= Andreas Albrecht (cosmologist) =

American physicist

Andreas J. Albrecht is a theoretical physicist and cosmologist who is a professor and chair of the physics department at the University of California, Davis. He is one of the founders of inflationary cosmology and studies the formation of the early universe, cosmic structure, and dark energy.

==Life and career==
Albrecht graduated in 1979 from Cornell University and was awarded a doctorate in 1983 at University of Pennsylvania, Philadelphia on cosmology. His thesis advisor was Paul Steinhardt.

He later carried out post-doctoral research at University of Texas, Austin and at Los Alamos National Laboratory.

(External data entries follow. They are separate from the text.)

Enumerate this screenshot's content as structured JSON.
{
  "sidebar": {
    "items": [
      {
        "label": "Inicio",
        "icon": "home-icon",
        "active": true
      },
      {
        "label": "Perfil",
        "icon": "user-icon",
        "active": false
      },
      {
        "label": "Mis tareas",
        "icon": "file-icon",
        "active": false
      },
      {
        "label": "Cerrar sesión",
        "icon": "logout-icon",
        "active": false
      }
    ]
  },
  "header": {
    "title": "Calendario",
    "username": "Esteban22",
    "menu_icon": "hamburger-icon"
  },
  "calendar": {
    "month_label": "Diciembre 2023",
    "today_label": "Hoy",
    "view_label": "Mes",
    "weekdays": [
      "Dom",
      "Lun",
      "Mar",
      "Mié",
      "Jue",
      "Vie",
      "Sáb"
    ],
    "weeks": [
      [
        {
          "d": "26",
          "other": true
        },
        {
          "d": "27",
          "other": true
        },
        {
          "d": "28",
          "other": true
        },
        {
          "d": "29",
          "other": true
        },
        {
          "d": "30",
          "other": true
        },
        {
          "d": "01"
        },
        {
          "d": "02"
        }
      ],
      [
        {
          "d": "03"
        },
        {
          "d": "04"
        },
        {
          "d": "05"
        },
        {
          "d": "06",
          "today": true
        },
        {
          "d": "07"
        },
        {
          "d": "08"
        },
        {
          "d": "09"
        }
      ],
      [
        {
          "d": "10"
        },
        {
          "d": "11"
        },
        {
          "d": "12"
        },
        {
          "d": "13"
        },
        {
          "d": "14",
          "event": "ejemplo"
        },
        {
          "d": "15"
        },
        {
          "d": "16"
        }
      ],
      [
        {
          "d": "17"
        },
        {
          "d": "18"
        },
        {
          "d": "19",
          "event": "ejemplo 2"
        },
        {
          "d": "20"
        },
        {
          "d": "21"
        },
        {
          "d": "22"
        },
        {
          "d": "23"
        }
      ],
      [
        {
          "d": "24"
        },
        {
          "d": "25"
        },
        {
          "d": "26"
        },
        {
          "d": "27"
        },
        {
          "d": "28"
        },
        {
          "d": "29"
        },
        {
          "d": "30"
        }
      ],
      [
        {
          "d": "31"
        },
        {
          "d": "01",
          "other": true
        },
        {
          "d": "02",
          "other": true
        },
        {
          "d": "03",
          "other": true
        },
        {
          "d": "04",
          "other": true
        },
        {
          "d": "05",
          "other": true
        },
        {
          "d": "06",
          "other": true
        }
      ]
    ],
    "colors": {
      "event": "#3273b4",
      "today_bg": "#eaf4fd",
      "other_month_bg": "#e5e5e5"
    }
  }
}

Albrecht later worked at Fermilab from 1987 to 1992 and subsequently taught at Imperial College, London from 1992 to 1998.

Albrecht is a Fellow of the American Physical Society and Fellow of the Institute of Physics (UK).

==Work==
Together with his thesis advisor, Albrecht developed New Inflation, solving the bubble collision problem of Alan Guth's original model of inflation. Later, Albrecht studied the observable effects of cosmic topological defects, contributing to ruling out cosmic strings as the dominant mechanism for structure formation.

Along with João Magueijo, Albrecht independently proposed a model of varying speed of light cosmology which posits that the speed of light in the early universe was a trillion times faster in order to explain the horizon problem of cosmology.

In the 21st century, Albrecht worked on quantum mechanics, as well as probability and quantum theory.